The nurse who had been with her all through the week came in to begin the scans. She wrapped her up tightly like a mummy with white blankets, only her head exposed, and straps across her body to hold her down. At that moment I lost my breath, I felt so claustrophobic for her. As much as she felt caged in emotionally and without any control I could physically see with my own eyes.
I wheeled her around in the wheelchair all week her dead weight falling limp in the seat. On the last day I had to steer with one hand while I held her head up with the other. Her legs shook uncontrollably and her face drooped down. She let out moans and noises as she has done for the past year. Gibberish like a small child trying to form words but doesn’t have the ability to. When the pain sets in that strong she cannot speak, her hands and body contort and she goes into another place in her brain. The place she goes when she just can’t take anymore. She bends some fingers and shoots her arms into the air. She yelps out and makes random noises that she cannot control. “be be be,” “doy doy doy.”
As I wheeled her out of the hospital, following the route that had become so familiar in the past four days, my eyes felt heavy. I had been so strong for everyone else but was forgetting to be strong for myself. I felt my eyes puffed and struggling to stay open, and my feet beginning to drag across the floor. I looked down and breathed out a soft breath. Whatever would come next I would be ready for it, because I had to be.
I remembered the little girl I had seen in the waiting room the day before in a wheelchair. Most of her hair gone, just little patches of scraggly, black hair. But her smile—her smile was vibrant and captivating. I kept staring at her as she played with stickers with her mom. She made me smile the kind of big, genuine smile that you can’t replicate. A fire ignited inside of me for her. Look at how strong she is. What was she going through? Did she understand? How were her parents coping? What was her name?

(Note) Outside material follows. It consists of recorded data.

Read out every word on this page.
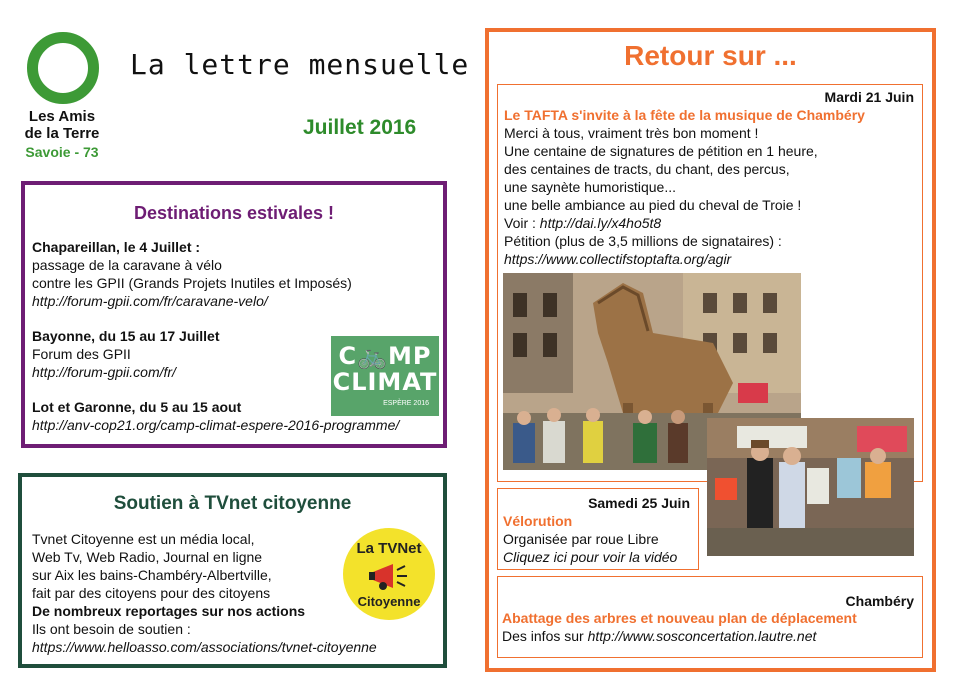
Les Amis
de la Terre
Savoie - 73
La lettre mensuelle
Juillet 2016
Destinations estivales !
Chapareillan, le 4 Juillet :
passage de la caravane à vélo
contre les GPII (Grands Projets Inutiles et Imposés)
http://forum-gpii.com/fr/caravane-velo/
Bayonne, du 15 au 17 Juillet
Forum des GPII
http://forum-gpii.com/fr/
Lot et Garonne, du 5 au 15 aout
http://anv-cop21.org/camp-climat-espere-2016-programme/
C🚲MP
CLIMAT
ESPÈRE 2016
Soutien à TVnet citoyenne
Tvnet Citoyenne est un média local,
Web Tv, Web Radio, Journal en ligne
sur Aix les bains-Chambéry-Albertville,
fait par des citoyens pour des citoyens
De nombreux reportages sur nos actions
Ils ont besoin de soutien :
https://www.helloasso.com/associations/tvnet-citoyenne
La TVNet
Citoyenne
Retour sur ...
Mardi 21 Juin
Le TAFTA s'invite à la fête de la musique de Chambéry
Merci à tous, vraiment très bon moment !
Une centaine de signatures de pétition en 1 heure,
des centaines de tracts, du chant, des percus,
une saynète humoristique...
une belle ambiance au pied du cheval de Troie !
Voir : http://dai.ly/x4ho5t8
Pétition (plus de 3,5 millions de signataires) :
https://www.collectifstoptafta.org/agir
Samedi 25 Juin
Vélorution
Organisée par roue Libre
Cliquez ici pour voir la vidéo
Chambéry
Abattage des arbres et nouveau plan de déplacement
Des infos sur http://www.sosconcertation.lautre.net
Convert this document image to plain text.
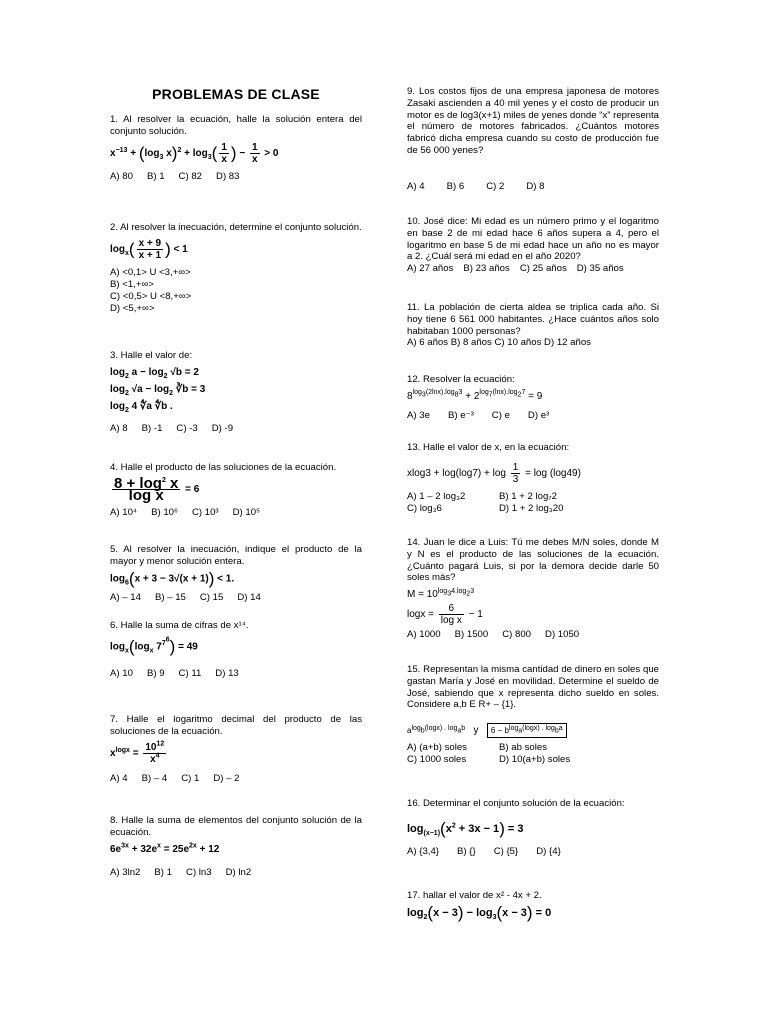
PROBLEMAS DE CLASE
1. Al resolver la ecuación, halle la solución entera del conjunto solución.
$x^{-13} + (\log_3$ $x)^2 + \log_3( \frac{1}{x}$ ) − $\frac{1}{x} > 0$
A) 80 B) 1 C) 82 D) 83
2. Al resolver la inecuación, determine el conjunto solución.
$\log_x( \frac{x + 9}{x + 1}$ ) < 1
A) <0,1> U <3,+∞>
B) <1,+∞>
C) <0,5> U <8,+∞>
D) <5,+∞>
3. Halle el valor de:
$\log_2 a - \log_2 √b = 2$
$\log_2 √a - \log_2$ ∛b = 3
$\log_2 4$ ∜a ∜b .
A) 8 B) -1 C) -3 D) -9
4. Halle el producto de las soluciones de la ecuación.
$\frac{8 + \log^2 x}{\text{log x}} = 6$
A) 10⁴ B) 10⁶ C) 10³ D) 10⁵
5. Al resolver la inecuación, indique el producto de la mayor y menor solución entera.
$\log_6(x + 3 - 3√(x + 1)) < 1$.
A) – 14 B) – 15 C) 15 D) 14
6. Halle la suma de cifras de x¹⁴.
$\log_x(\log_x$ $7^{7^6}) = 49$
A) 10 B) 9 C) 11 D) 13
7. Halle el logaritmo decimal del producto de las soluciones de la ecuación.
$x^{logx} = \frac{10^{12}}{x^4}$
A) 4 B) – 4 C) 1 D) – 2
8. Halle la suma de elementos del conjunto solución de la ecuación.
$6e^{3x} + 32e^x = 25e^{2x} + 12$
A) 3ln2 B) 1 C) ln3 D) ln2
9. Los costos fijos de una empresa japonesa de motores Zasaki ascienden a 40 mil yenes y el costo de producir un motor es de log3(x+1) miles de yenes donde “x” representa el número de motores fabricados. ¿Cuántos motores fabricó dicha empresa cuando su costo de producción fue de 56 000 yenes?
A) 4 B) 6 C) 2 D) 8
10. José dice: Mi edad es un número primo y el logaritmo en base 2 de mi edad hace 6 años supera a 4, pero el logaritmo en base 5 de mi edad hace un año no es mayor a 2. ¿Cuál será mi edad en el año 2020?
A) 27 años B) 23 años C) 25 años D) 35 años
11. La población de cierta aldea se triplica cada año. Si hoy tiene 6 561 000 habitantes. ¿Hace cuántos años solo habitaban 1000 personas?
A) 6 años B) 8 años C) 10 años D) 12 años
12. Resolver la ecuación:
$8^{log_3(2lnx).log_83} + 2^{log_7(lnx).log_27} = 9$
A) 3e B) e⁻³ C) e D) e³
13. Halle el valor de x, en la ecuación:
$xlog3 + \log(\log 7) + \log \frac{1}{3} = \log (\log 49)$
A) 1 – 2 log₃2	B) 1 + 2 log₇2
C) log₃6	D) 1 + 2 log₃20
14. Juan le dice a Luis: Tú me debes M/N soles, donde M y N es el producto de las soluciones de la ecuación. ¿Cuánto pagará Luis, si por la demora decide darle 50 soles más?
$M = 10^{log_34.log_23}$
$\log x = \frac{6}{\text{log x}} - 1$
A) 1000 B) 1500 C) 800 D) 1050
15. Representan la misma cantidad de dinero en soles que gastan María y José en movilidad. Determine el sueldo de José, sabiendo que x representa dicho sueldo en soles. Considere a,b E R+ – {1}.
$a^{log_b(logx) . log_ab}$   y   $6 - b^{log_a(logx) . log_ba}$
A) (a+b) soles	B) ab soles
C) 1000 soles	D) 10(a+b) soles
16. Determinar el conjunto solución de la ecuación:
$\log_{(x-1)}(x^2 + 3x - 1) = 3$
A) {3,4} B) {} C) {5} D) {4}
17. hallar el valor de x² - 4x + 2.
$\log_2(x - 3) - \log_3(x - 3) = 0$
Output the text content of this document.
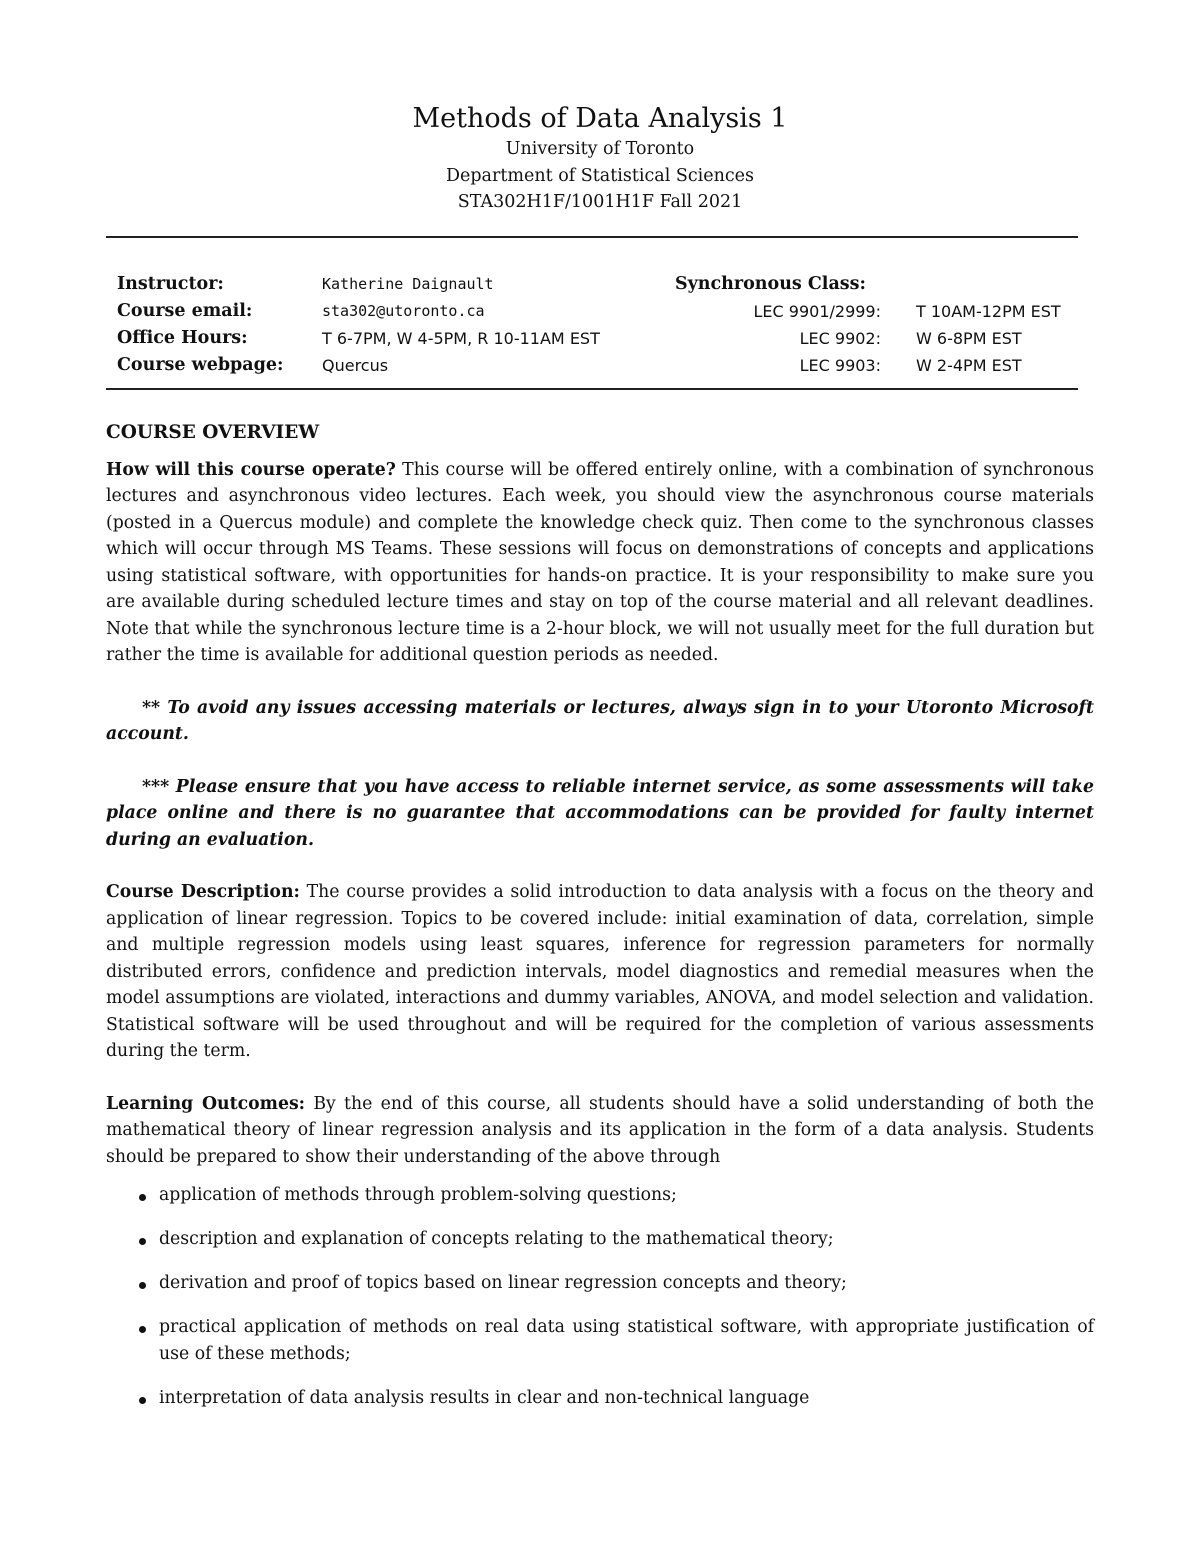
Methods of Data Analysis 1
University of Toronto
Department of Statistical Sciences
STA302H1F/1001H1F Fall 2021
Instructor:	Katherine Daignault	Synchronous Class:
Course email:	sta302@utoronto.ca	LEC 9901/2999: T 10AM-12PM EST
Office Hours:	T 6-7PM, W 4-5PM, R 10-11AM EST	LEC 9902: W 6-8PM EST
Course webpage: Quercus	LEC 9903: W 2-4PM EST

COURSE OVERVIEW

How will this course operate? This course will be offered entirely online, with a combination of synchronous lectures and asynchronous video lectures. Each week, you should view the asynchronous course materials (posted in a Quercus module) and complete the knowledge check quiz. Then come to the synchronous classes which will occur through MS Teams. These sessions will focus on demonstrations of concepts and applications using statistical software, with opportunities for hands-on practice. It is your responsibility to make sure you are available during scheduled lecture times and stay on top of the course material and all relevant deadlines. Note that while the synchronous lecture time is a 2-hour block, we will not usually meet for the full duration but rather the time is available for additional question periods as needed.

** To avoid any issues accessing materials or lectures, always sign in to your Utoronto Microsoft account.

*** Please ensure that you have access to reliable internet service, as some assessments will take place online and there is no guarantee that accommodations can be provided for faulty internet during an evaluation.

Course Description: The course provides a solid introduction to data analysis with a focus on the theory and application of linear regression. Topics to be covered include: initial examination of data, correlation, simple and multiple regression models using least squares, inference for regression parameters for normally distributed errors, confidence and prediction intervals, model diagnostics and remedial measures when the model assumptions are violated, interactions and dummy variables, ANOVA, and model selection and validation. Statistical software will be used throughout and will be required for the completion of various assessments during the term.

Learning Outcomes: By the end of this course, all students should have a solid understanding of both the mathematical theory of linear regression analysis and its application in the form of a data analysis. Students should be prepared to show their understanding of the above through

application of methods through problem-solving questions;
description and explanation of concepts relating to the mathematical theory;
derivation and proof of topics based on linear regression concepts and theory;
practical application of methods on real data using statistical software, with appropriate justification of use of these methods;
interpretation of data analysis results in clear and non-technical language
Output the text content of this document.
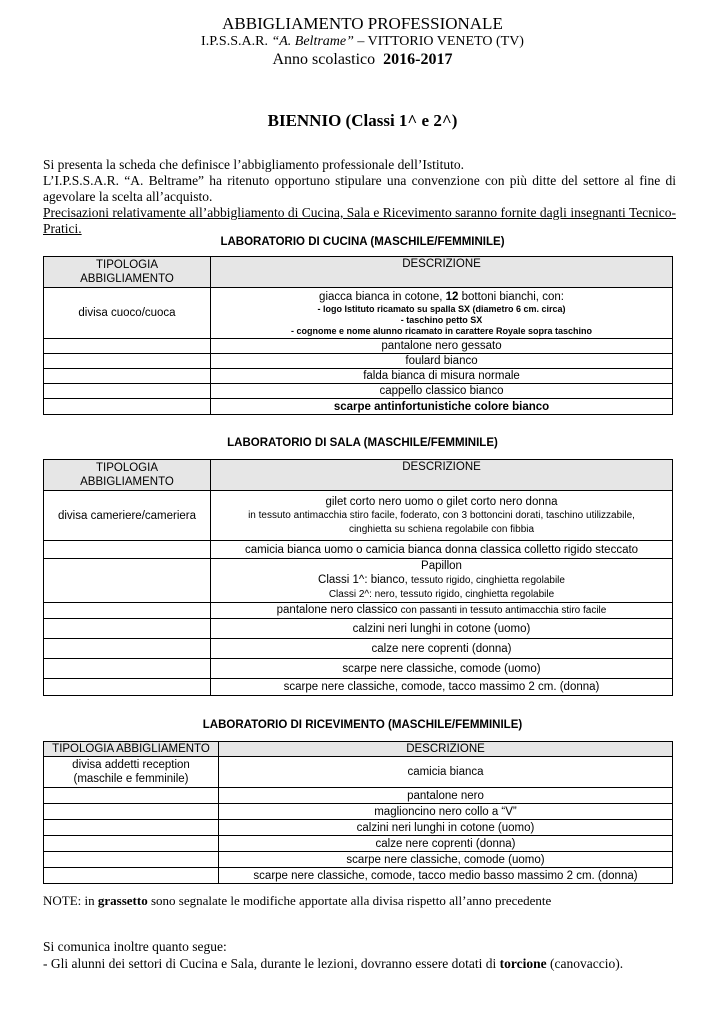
ABBIGLIAMENTO PROFESSIONALE
I.P.S.S.A.R. “A. Beltrame” – VITTORIO VENETO (TV)
Anno scolastico 2016-2017
BIENNIO (Classi 1^ e 2^)

Si presenta la scheda che definisce l’abbigliamento professionale dell’Istituto.

L’I.P.S.S.A.R. “A. Beltrame” ha ritenuto opportuno stipulare una convenzione con più ditte del settore al fine di agevolare la scelta all’acquisto.

Precisazioni relativamente all’abbigliamento di Cucina, Sala e Ricevimento saranno fornite dagli insegnanti Tecnico-Pratici.

LABORATORIO DI CUCINA (MASCHILE/FEMMINILE)
TIPOLOGIA
ABBIGLIAMENTO	DESCRIZIONE
divisa cuoco/cuoca	giacca bianca in cotone, 12 bottoni bianchi, con:
- logo Istituto ricamato su spalla SX (diametro 6 cm. circa)
- taschino petto SX
- cognome e nome alunno ricamato in carattere Royale sopra taschino

	pantalone nero gessato
	foulard bianco
	falda bianca di misura normale
	cappello classico bianco
	scarpe antinfortunistiche colore bianco
LABORATORIO DI SALA (MASCHILE/FEMMINILE)
TIPOLOGIA
ABBIGLIAMENTO	DESCRIZIONE
divisa cameriere/cameriera	gilet corto nero uomo o gilet corto nero donna
in tessuto antimacchia stiro facile, foderato, con 3 bottoncini dorati, taschino utilizzabile,
cinghietta su schiena regolabile con fibbia

	camicia bianca uomo o camicia bianca donna classica colletto rigido steccato

	Papillon
Classi 1^: bianco, tessuto rigido, cinghietta regolabile
Classi 2^: nero, tessuto rigido, cinghietta regolabile

	pantalone nero classico con passanti in tessuto antimacchia stiro facile
	calzini neri lunghi in cotone (uomo)
	calze nere coprenti (donna)
	scarpe nere classiche, comode (uomo)
	scarpe nere classiche, comode, tacco massimo 2 cm. (donna)
LABORATORIO DI RICEVIMENTO (MASCHILE/FEMMINILE)
TIPOLOGIA ABBIGLIAMENTO	DESCRIZIONE
divisa addetti reception
(maschile e femminile)	camicia bianca
	pantalone nero
	maglioncino nero collo a “V”
	calzini neri lunghi in cotone (uomo)
	calze nere coprenti (donna)
	scarpe nere classiche, comode (uomo)
	scarpe nere classiche, comode, tacco medio basso massimo 2 cm. (donna)
NOTE: in grassetto sono segnalate le modifiche apportate alla divisa rispetto all’anno precedente

Si comunica inoltre quanto segue:

- Gli alunni dei settori di Cucina e Sala, durante le lezioni, dovranno essere dotati di torcione (canovaccio).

I looked down at my purse and saw the rainbow unicorn poof that I had clipped to it, it was from Claire’s. Then I looked over and saw her neon pink backpack sitting on the chair. I thought how perfect the poof would look on her bag. Something inside me pressed me to give it to her, like I had no choice. So I caught her eye, then her mother’s, I smiled and got up and asked if that was her backpack. I said that I really like pink too and that I thought this poof would look better on her backpack then on my purse. She had to have it. She smiled a huge smile. I slowly walked back to my seat and kept reading my book. Her mom explained to her what a unicorn was. Soon after she was wheeled into a room to be scanned. Just another of many to frequent those rooms. I’ll never forget her smile.
Some day my mom will smile like that again. I hope. Or maybe she is too damaged. Her depression has gotten such a toxic hold of her. It’s too hard to tell what the future will bring right now. Especially since after all the scans and tests nothing was found. The doctors have no direction to go in. I can’t be strong right now. I want my mom to have her life back. Thinking about how she felt when she got that news that the scans showed nothing they could fix makes me want to throw up. And that I couldn’t hold her in my arms right after, it hurts me so badly. Knowing the mysterious pain she has been in would only continue.
I want to fix everything. If the doctors can’t I want to be able to. God, what I would give to be able to fix this. I want to be the almond butter sandwich, and make everything ok.